Issue 092

September 2012

As anyone who has ever trained for a professional mixed martial arts contest can tell you, injuries are an undeniable part of the sport. But as of late, it seems injuries are becoming an epidemic rather than a simple nuisance. In recent weeks, injuries to José Aldo, Thiago Alves, Vitor Belfort, Michael Bisping, Dominick Cruz, Thiago Silva and Brian Stann, among others, have wreaked havoc on the UFC’s summer and fall schedule, delaying and outright canceling numerous headlining matchups.

For his part (and perhaps as a simple means of maintaining his sanity), UFC president Dana White said he’s finally just accepted that injuries, even those to his key players, are simply unavoidable. 

“It’s just part of the business now,” White tells Fighters Only. “I’m numb to it. Last year it was a tragedy, and now it’s just part of the deal.”

But fans haven’t been quite as understanding, and many have offered a bit of verbal revolt. Some are just frustrated TV viewers who are upset they won’t be able to watch the fights they’re most interested in seeing. But others are ticket buyers, angered the fighters they paid to see will no longer be appearing on the card.

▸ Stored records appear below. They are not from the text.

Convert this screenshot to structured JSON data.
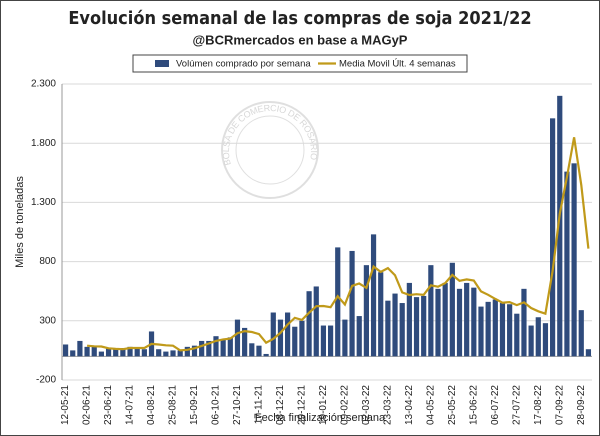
{
  "chart_data": {
    "type": "bar_line",
    "title": "Evolución semanal de las compras de soja 2021/22",
    "subtitle": "@BCRmercados en base a MAGyP",
    "watermark": "BOLSA DE COMERCIO DE ROSARIO",
    "x_label": "Fecha finalización semana",
    "y_label": "Miles de toneladas",
    "categories": [
      "12-05-21",
      null,
      null,
      "02-06-21",
      null,
      null,
      "23-06-21",
      null,
      null,
      "14-07-21",
      null,
      null,
      "04-08-21",
      null,
      null,
      "25-08-21",
      null,
      null,
      "15-09-21",
      null,
      null,
      "06-10-21",
      null,
      null,
      "27-10-21",
      null,
      null,
      "17-11-21",
      null,
      null,
      "08-12-21",
      null,
      null,
      "29-12-21",
      null,
      null,
      "19-01-22",
      null,
      null,
      "09-02-22",
      null,
      null,
      "02-03-22",
      null,
      null,
      "23-03-22",
      null,
      null,
      "13-04-22",
      null,
      null,
      "04-05-22",
      null,
      null,
      "25-05-22",
      null,
      null,
      "15-06-22",
      null,
      null,
      "06-07-22",
      null,
      null,
      "27-07-22",
      null,
      null,
      "17-08-22",
      null,
      null,
      "07-09-22",
      null,
      null,
      "28-09-22",
      null
    ],
    "series": [
      {
        "name": "Volúmen comprado por semana",
        "kind": "bar",
        "color": "#2f4b7c",
        "values": [
          100,
          50,
          130,
          80,
          80,
          40,
          70,
          60,
          70,
          80,
          70,
          60,
          210,
          60,
          40,
          50,
          50,
          80,
          90,
          130,
          130,
          170,
          140,
          160,
          310,
          240,
          110,
          90,
          20,
          370,
          310,
          370,
          250,
          300,
          550,
          590,
          260,
          260,
          920,
          310,
          890,
          340,
          770,
          1030,
          710,
          470,
          530,
          450,
          620,
          500,
          510,
          770,
          570,
          620,
          790,
          570,
          620,
          580,
          420,
          460,
          480,
          450,
          440,
          360,
          570,
          260,
          330,
          280,
          2010,
          2200,
          1560,
          1630,
          390,
          60
        ]
      },
      {
        "name": "Media Movil Últ. 4 semanas",
        "kind": "line",
        "color": "#c09a1a",
        "values": [
          null,
          null,
          null,
          90,
          85,
          83,
          68,
          63,
          60,
          70,
          70,
          70,
          105,
          100,
          93,
          90,
          50,
          55,
          68,
          88,
          108,
          130,
          143,
          150,
          195,
          213,
          205,
          188,
          115,
          148,
          198,
          268,
          325,
          308,
          368,
          423,
          425,
          415,
          508,
          438,
          595,
          615,
          578,
          758,
          713,
          745,
          685,
          540,
          518,
          525,
          520,
          600,
          588,
          618,
          688,
          638,
          650,
          640,
          548,
          520,
          485,
          453,
          458,
          433,
          455,
          408,
          380,
          360,
          720,
          1205,
          1513,
          1850,
          1445,
          910
        ]
      }
    ],
    "ylim": [
      -200,
      2300
    ],
    "yticks": [
      -200,
      300,
      800,
      {
        "value": 1300,
        "label": "1.300"
      },
      {
        "value": 1800,
        "label": "1.800"
      },
      {
        "value": 2300,
        "label": "2.300"
      }
    ],
    "grid": true
  }
}
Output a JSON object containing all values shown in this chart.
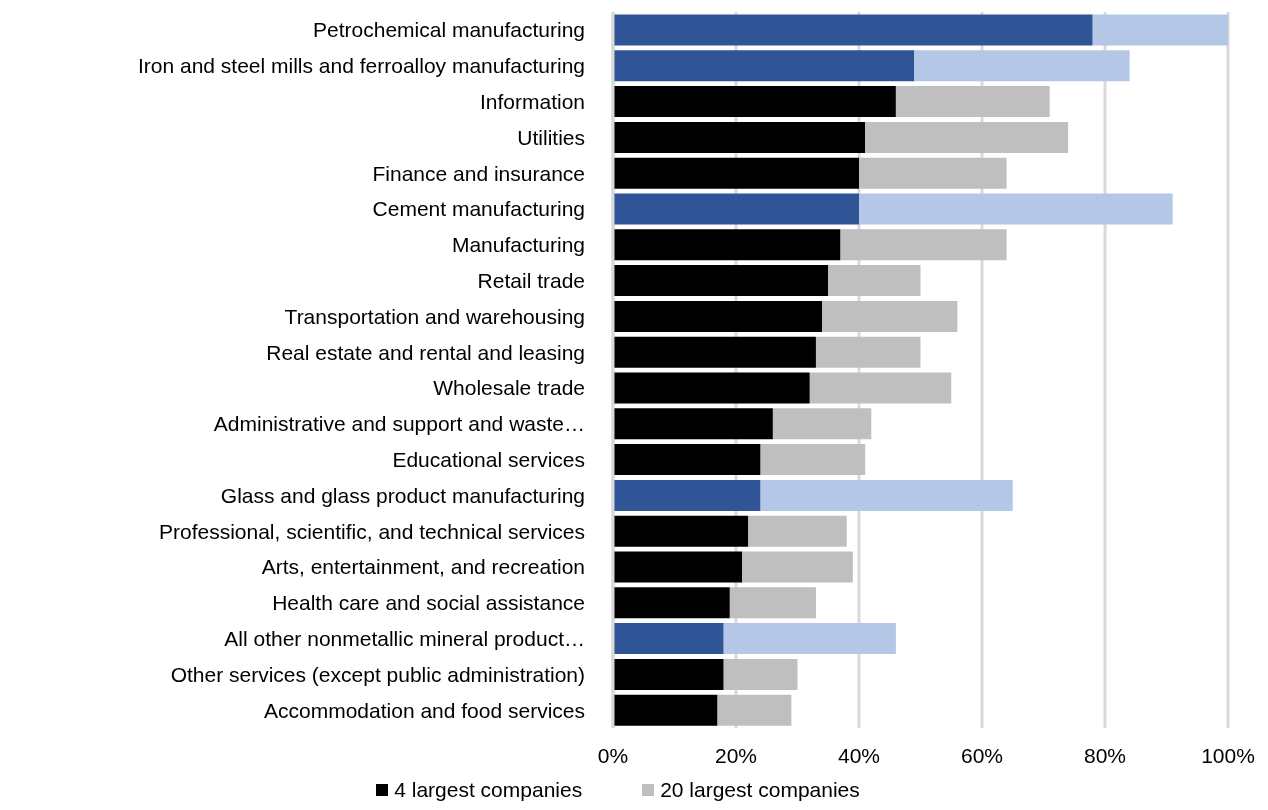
{
  "chart_data": {
    "type": "bar",
    "orientation": "horizontal",
    "stacked": true,
    "categories": [
      "Petrochemical manufacturing",
      "Iron and steel mills and ferroalloy manufacturing",
      "Information",
      "Utilities",
      "Finance and insurance",
      "Cement manufacturing",
      "Manufacturing",
      "Retail trade",
      "Transportation and warehousing",
      "Real estate and rental and leasing",
      "Wholesale trade",
      "Administrative and support and waste…",
      "Educational services",
      "Glass and glass product manufacturing",
      "Professional, scientific, and technical services",
      "Arts, entertainment, and recreation",
      "Health care and social assistance",
      "All other nonmetallic mineral product…",
      "Other services (except public administration)",
      "Accommodation and food services"
    ],
    "series": [
      {
        "name": "4 largest companies",
        "color": "#000000",
        "colors": [
          "#2f5597",
          "#2f5597",
          "#000000",
          "#000000",
          "#000000",
          "#2f5597",
          "#000000",
          "#000000",
          "#000000",
          "#000000",
          "#000000",
          "#000000",
          "#000000",
          "#2f5597",
          "#000000",
          "#000000",
          "#000000",
          "#2f5597",
          "#000000",
          "#000000"
        ],
        "values": [
          78,
          49,
          46,
          41,
          40,
          40,
          37,
          35,
          34,
          33,
          32,
          26,
          24,
          24,
          22,
          21,
          19,
          18,
          18,
          17
        ]
      },
      {
        "name": "20 largest companies",
        "color": "#bfbfbf",
        "colors": [
          "#b4c7e7",
          "#b4c7e7",
          "#bfbfbf",
          "#bfbfbf",
          "#bfbfbf",
          "#b4c7e7",
          "#bfbfbf",
          "#bfbfbf",
          "#bfbfbf",
          "#bfbfbf",
          "#bfbfbf",
          "#bfbfbf",
          "#bfbfbf",
          "#b4c7e7",
          "#bfbfbf",
          "#bfbfbf",
          "#bfbfbf",
          "#b4c7e7",
          "#bfbfbf",
          "#bfbfbf"
        ],
        "values": [
          22,
          35,
          25,
          33,
          24,
          51,
          27,
          15,
          22,
          17,
          23,
          16,
          17,
          41,
          16,
          18,
          14,
          28,
          12,
          12
        ]
      }
    ],
    "xlim": [
      0,
      100
    ],
    "xticks": [
      {
        "value": 0,
        "label": "0%"
      },
      {
        "value": 20,
        "label": "20%"
      },
      {
        "value": 40,
        "label": "40%"
      },
      {
        "value": 60,
        "label": "60%"
      },
      {
        "value": 80,
        "label": "80%"
      },
      {
        "value": 100,
        "label": "100%"
      }
    ],
    "grid": "x",
    "legend": "bottom"
  }
}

What can the UFC do? It’s tough to say. Some MMA fans and pundits have openly suggested the UFC’s revolutionary insurance policy, instituted in 2011, is to blame, with fighters no longer forced to fight through injuries suffered in training (only to suggest they happened in competition) in order to receive insured medical care. 

While this may, indeed, lead to a small percentage of fighters willing to step out of a fight in favor of medical treatment, it’s important to note that the policy does not pay for anything other than the medical care.

In short, if you don’t fight, you don’t get paid. Those economics certainly would seem to dictate the insurance policy isn’t fighters’ primary reason for withdrawing.

Others have suggested the UFC’s busy schedule is the real culprit. With exponentially more fighters and more fights on the schedule, it stands to reason that more injuries will occur. Compounding the issue, the critics say, is the fact that with so many fighters booked at one time with three and four UFC cards scheduled ever month, replacement opponents are few and far between. 

There is some valid stock in this argument. After all, fight fans who paid to see one particular fighter are sure to be disappointed if that is the competitor who withdraws from the card. And the UFC has recently been forced to pull fights and fighters from one card – for instance Urijah Faber vs Renan Barao and Rich Franklin from UFC 148 – in order to fill openings at other events.

But you can hardly blame the UFC for holding events with increasing frequency. After all, with broadcast partner Fox shelling out millions for content on FX, Fuel TV, and Fox channels, White and his cohorts are contractually bound to produce fight cards.

White, himself, blames the rigorous training programs of his fighters for what seems to be an increasing frequency in practice mishaps.

“You have so many talented guys out there now all in the same camp, going at it like they’re fighting for the title,” White says. “These guys need to tone it down in training a bit and stop hurting each other.”

It may be a bit ironic that this rash of injuries comes just as the sport’s fans and media have shifted their focus to the use of performance-enhancing substances. White, who long said it was simply up to the commissions to control what fighters were putting into their body, even recently said that the UFC will soon be policing itself by increasing the amount of testing they already do above and beyond commission orders.

Could it be that the answer lies in the issue currently being targeted as a problem? Could performance-enhancing drugs be the key to enhancing these athletes’ performances?

I’m not suggesting for a moment that fighters be allowed to freely inject and ingest any substance they deem fit. Quite the contrary, entering the cage with anything short of a level playing field is criminal, in my mind. But could highly monitored, highly regulated use of testosterone and some steroids actually prove beneficial to the long-term health of MMA fighters, not to mention their financial well-being?

White has gone on record saying he’s actually in support of the highly controversial testosterone replacement therapy. It’s science helping sport, and the UFC boss believes that as long as the commission’s rules are followed, there shouldn’t be any issue with using medical substances to assist in the physical maintenance of MMA fighters, who by most accounts have the most-grueling training regimens in all of sport.

The UFC’s schedule is only going to get busier. And if insurance claims were truly being abused, you can believe the underwriters would yank the policy with a quickness. The evolution of training programs can certainly aid in keeping MMA’s fighters safe, but perhaps they could benefit from a little assistance.

By John Morgan, former Fighters Only World MMA Awards ‘Journalist of the Year’.